Cyte is not going to be a simple tool. It will require innovative solutions, and in some ways it is a bet on soon to be made technological progress – a prediction that there will be sufficient advancement during development to enable some of the more challenging aspects of the problem to be solved.
At its core, Cyte is a machine learning problem – which means tracking as many of the primary factors driving machine progress is important to understand the ongoing project confidence. Here are 5 factors which are driving major progress in machine learning right now.
1. GPU Acceleration
Not only are there more powerful GPUs available for use through the economies of scale and ongoing semiconductor R&D going on at vendors like NVIDIA and AMD, there’s increasing demand driven by game developers pushing limits on rendering, and all the hype surrounding blockchain and it’s suitability for GPUs. Each GPU has increasingly more operations per second available, there are increasingly more GPUs circulating, and furthermore vendors are developing software + dedicated pipelines suited to tensor processing – the bread and butter of neural network inference and gradient decent training.
2. Efficiency improving toolsets
I still remember my first project using neural networks. Back then, visualization almost always needed to be custom implemented, debugging matrix multiplications on a forward or backwards pass often involved logging massive quantities of data. Over time, the community has converged on specific good practices and design patterns, which has in turn incentivized the creation of tools and environments which support those patterns – for example, the developers over at lobe.ai built a great visual tool for constructing network architectures, visualizing activations and trained weights, and automating common data preparation and pipeline activities like normalization, k fold validation etc. Conversion tools for moving between computational graph formats like TensorFlow, CoreML and PyTorch allow developers to learn their toolset of choice and still be able to leverage progress made by other developers using other formats. These tools greatly reduce the time spent experimenting, and in turn allow us to deliver valuable results quicker.

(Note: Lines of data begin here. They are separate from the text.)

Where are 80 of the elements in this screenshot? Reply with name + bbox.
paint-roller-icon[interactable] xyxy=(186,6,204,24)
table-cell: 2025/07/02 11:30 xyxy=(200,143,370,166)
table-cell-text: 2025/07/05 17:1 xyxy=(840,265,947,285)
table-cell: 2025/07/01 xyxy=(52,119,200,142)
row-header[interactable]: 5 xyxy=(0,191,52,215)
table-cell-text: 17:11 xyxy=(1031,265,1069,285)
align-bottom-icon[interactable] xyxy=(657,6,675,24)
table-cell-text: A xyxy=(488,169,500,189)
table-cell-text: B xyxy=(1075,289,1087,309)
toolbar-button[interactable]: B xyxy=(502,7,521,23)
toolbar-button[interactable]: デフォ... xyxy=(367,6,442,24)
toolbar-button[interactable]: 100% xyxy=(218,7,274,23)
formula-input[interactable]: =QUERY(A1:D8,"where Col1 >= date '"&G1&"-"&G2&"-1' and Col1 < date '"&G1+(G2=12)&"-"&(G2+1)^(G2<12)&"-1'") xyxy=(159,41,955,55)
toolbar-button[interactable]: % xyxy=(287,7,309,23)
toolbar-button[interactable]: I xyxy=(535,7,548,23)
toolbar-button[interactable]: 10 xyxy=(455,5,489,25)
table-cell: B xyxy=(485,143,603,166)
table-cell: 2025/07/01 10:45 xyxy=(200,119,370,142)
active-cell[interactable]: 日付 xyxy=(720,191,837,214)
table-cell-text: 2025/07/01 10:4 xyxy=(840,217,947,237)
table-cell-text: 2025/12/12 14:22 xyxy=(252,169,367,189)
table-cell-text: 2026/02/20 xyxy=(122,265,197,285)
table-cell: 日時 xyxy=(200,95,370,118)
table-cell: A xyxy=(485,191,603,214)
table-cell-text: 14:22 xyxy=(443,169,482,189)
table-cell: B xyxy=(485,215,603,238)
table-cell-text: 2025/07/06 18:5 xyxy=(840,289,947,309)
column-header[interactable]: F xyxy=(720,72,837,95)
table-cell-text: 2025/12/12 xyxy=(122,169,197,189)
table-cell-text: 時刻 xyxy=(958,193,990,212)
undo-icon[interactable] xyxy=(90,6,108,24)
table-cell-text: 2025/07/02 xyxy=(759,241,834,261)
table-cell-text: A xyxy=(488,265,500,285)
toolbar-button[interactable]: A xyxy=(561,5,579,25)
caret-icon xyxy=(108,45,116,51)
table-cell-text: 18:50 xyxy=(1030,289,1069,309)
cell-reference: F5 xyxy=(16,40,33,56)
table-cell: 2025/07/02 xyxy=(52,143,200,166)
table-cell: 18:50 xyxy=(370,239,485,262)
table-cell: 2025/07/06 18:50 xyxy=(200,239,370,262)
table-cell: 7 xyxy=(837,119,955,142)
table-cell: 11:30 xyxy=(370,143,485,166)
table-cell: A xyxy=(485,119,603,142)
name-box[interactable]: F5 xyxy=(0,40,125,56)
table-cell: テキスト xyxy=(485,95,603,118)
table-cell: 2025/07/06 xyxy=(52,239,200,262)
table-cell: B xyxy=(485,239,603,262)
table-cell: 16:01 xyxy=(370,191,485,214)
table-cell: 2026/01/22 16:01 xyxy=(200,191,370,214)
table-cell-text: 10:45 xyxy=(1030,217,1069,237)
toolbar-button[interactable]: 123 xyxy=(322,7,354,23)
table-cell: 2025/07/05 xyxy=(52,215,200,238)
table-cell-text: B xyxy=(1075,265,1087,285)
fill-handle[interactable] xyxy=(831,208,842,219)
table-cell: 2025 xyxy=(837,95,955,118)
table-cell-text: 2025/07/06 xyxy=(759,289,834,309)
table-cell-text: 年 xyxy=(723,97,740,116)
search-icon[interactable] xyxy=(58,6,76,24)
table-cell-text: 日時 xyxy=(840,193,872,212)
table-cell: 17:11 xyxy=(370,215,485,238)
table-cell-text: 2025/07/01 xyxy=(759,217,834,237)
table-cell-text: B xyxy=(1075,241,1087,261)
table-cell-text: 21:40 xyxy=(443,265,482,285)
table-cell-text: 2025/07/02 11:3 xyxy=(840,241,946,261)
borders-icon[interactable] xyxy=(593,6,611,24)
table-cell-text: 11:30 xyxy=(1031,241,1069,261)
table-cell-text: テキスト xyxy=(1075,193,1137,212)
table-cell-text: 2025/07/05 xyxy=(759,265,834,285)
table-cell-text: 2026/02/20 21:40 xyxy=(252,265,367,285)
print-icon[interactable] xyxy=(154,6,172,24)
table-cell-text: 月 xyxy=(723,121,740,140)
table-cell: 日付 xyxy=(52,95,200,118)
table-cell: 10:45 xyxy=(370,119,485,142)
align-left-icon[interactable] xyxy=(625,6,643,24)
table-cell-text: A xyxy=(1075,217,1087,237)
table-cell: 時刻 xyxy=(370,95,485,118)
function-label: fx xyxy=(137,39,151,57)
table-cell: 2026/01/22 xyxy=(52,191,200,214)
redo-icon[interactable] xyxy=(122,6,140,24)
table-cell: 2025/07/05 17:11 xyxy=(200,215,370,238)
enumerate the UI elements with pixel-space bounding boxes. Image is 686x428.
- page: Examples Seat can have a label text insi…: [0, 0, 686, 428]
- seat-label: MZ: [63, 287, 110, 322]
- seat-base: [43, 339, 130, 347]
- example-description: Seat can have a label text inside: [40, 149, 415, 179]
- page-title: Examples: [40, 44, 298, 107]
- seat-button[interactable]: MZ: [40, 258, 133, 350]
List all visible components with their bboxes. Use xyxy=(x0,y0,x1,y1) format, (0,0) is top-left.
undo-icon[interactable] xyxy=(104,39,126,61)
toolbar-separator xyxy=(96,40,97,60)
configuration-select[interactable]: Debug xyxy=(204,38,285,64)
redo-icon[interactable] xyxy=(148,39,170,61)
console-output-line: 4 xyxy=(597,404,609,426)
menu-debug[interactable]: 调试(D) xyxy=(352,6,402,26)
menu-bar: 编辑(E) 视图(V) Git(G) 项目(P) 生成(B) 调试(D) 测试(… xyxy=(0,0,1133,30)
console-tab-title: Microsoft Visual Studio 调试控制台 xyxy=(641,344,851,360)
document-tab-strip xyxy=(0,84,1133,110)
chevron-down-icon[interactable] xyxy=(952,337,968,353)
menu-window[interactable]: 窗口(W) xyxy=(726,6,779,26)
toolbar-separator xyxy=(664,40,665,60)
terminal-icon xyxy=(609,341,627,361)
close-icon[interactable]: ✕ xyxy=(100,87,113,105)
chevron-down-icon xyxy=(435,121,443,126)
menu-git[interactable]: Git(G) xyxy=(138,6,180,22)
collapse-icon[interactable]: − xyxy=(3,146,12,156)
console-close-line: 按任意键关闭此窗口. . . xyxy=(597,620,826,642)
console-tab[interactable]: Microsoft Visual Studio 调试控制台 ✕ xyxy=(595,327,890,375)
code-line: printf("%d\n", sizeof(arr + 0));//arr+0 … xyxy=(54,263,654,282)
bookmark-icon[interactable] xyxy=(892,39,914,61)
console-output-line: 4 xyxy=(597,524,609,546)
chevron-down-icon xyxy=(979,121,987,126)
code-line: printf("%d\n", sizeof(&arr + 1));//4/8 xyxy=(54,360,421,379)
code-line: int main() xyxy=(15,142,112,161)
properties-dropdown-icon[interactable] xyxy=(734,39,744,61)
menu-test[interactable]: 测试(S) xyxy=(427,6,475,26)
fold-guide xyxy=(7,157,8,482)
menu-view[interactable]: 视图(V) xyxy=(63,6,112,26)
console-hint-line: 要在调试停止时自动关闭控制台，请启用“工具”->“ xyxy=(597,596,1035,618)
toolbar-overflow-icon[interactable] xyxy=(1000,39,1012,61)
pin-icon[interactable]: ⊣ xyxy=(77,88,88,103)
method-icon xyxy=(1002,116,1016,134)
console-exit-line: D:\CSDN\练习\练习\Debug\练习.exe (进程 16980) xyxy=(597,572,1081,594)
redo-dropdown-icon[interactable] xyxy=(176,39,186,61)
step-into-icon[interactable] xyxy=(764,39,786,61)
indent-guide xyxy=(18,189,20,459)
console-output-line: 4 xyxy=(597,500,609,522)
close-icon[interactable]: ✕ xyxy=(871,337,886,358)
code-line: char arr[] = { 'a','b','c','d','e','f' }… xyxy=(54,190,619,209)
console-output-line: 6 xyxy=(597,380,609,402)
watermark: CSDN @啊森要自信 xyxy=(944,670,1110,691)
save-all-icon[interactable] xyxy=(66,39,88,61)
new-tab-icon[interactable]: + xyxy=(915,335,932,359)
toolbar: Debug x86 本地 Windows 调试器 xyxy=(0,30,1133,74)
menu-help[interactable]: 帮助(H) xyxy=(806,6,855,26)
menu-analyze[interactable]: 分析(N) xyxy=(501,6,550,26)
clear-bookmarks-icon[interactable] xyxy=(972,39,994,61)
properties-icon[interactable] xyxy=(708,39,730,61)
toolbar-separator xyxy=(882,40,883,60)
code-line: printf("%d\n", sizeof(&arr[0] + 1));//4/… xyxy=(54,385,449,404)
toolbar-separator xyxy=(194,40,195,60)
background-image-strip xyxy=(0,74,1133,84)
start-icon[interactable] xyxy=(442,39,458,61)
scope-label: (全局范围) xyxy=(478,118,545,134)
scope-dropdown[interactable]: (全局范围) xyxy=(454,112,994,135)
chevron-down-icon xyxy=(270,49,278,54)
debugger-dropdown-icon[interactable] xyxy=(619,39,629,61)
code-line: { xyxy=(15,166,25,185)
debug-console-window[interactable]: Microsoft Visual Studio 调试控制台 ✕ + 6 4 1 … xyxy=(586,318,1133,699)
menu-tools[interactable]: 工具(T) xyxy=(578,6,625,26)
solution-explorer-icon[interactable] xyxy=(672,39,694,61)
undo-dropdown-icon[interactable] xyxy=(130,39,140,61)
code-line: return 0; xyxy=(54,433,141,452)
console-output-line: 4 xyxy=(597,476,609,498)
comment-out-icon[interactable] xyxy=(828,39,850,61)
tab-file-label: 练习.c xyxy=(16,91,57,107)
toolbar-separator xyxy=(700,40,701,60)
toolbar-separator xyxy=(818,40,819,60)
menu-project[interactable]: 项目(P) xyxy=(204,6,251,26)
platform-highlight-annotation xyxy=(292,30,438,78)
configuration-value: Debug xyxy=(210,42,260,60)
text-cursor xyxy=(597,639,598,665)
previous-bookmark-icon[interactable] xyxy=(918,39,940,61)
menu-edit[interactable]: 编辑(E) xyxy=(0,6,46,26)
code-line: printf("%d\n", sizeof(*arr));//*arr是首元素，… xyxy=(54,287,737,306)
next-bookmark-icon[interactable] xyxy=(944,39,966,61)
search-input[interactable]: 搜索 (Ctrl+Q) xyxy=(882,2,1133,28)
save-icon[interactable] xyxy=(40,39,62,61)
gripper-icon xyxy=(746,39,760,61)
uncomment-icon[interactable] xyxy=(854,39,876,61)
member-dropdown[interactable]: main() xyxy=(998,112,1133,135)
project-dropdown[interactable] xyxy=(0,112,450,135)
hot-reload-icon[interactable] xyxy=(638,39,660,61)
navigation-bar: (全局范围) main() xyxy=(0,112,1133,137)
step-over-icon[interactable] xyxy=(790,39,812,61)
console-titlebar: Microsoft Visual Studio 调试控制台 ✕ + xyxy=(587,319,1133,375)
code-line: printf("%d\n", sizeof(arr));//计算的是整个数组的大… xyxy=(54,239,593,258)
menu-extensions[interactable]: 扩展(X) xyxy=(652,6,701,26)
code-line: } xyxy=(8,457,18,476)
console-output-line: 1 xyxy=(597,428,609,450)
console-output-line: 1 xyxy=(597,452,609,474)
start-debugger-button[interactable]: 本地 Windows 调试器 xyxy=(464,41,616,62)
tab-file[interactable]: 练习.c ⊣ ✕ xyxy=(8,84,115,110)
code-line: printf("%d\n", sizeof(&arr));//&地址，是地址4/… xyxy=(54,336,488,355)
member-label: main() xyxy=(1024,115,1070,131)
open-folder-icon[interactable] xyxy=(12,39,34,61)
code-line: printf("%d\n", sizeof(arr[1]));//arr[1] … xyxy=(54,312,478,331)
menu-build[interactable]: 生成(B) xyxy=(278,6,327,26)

3. Cloud Tensor Processing Units
Gradient decent is notoriously expensive for compute. When architecting networks, we usually consider the compute, and time available for training to ensure we can test and iterate to deliver projects on time. Recently, neural networks have proven themselves able to drive economic value at massive scale. This has incentivized the organizations to stand to profit most to invest in and develop specialized hardware for performing tensor math which are much more efficient than general purpose CPUs and GPUs. Notably, Google developed the TPU, and then made them available for rent through their cloud offerings. These cost-effective solutions for training models makes using larger and more complex models viable.
4. Availability of large data sets
Storage capacity increases, and cost per megabyte decreases massively over time. Along with the proliferation of cloud storage services, data storage more accessible than ever. Not only this, but the amount of data we are create is increasing rapidly. These two factors, along with the increasing appreciation for the value of this data (we know the quantity and quality of data used to train a model is crucial to it’s performance) has resulted in the archiving and distribution of massive, high quality datasets in well understood and compatible formats (for example, TFRecords for TensorFlow, or even pre-trained weights for use in transfer learning). Since ImageNet was first introduced, we’ve seen numerous, similarly valuable datasets appear for many other types of tasks. Leveraging these datasets allows us to concentrate on novel developments, instead of reproducing a baseline every time.
5. Neural network inference co-processors on edge devices
Similar to cloud based TPUs for training models, there has been a trend towards developing and integrating specialized tensor co-processors alongside CPUs and GPUs on devices, specifically for the purpose of running neural network inference. Some examples of this are the Apple A11 and Google’s Coral (https://coral.withgoogle.com/products/dev-board/). Traditionally, when developing models for use in production software, we’d need to consider the impact on the CPU and GPU, including total capacity and sharing resources in a multitasking environment. Dedicated processors allows more freedom in deploying complex networks, with well defined baseline performance targets, and much more total throughput.
All the above continuing progressions will allow us to shatter previously set expectations over time, unlocking use cases previously considered infeasible. It’s simply a matter of time.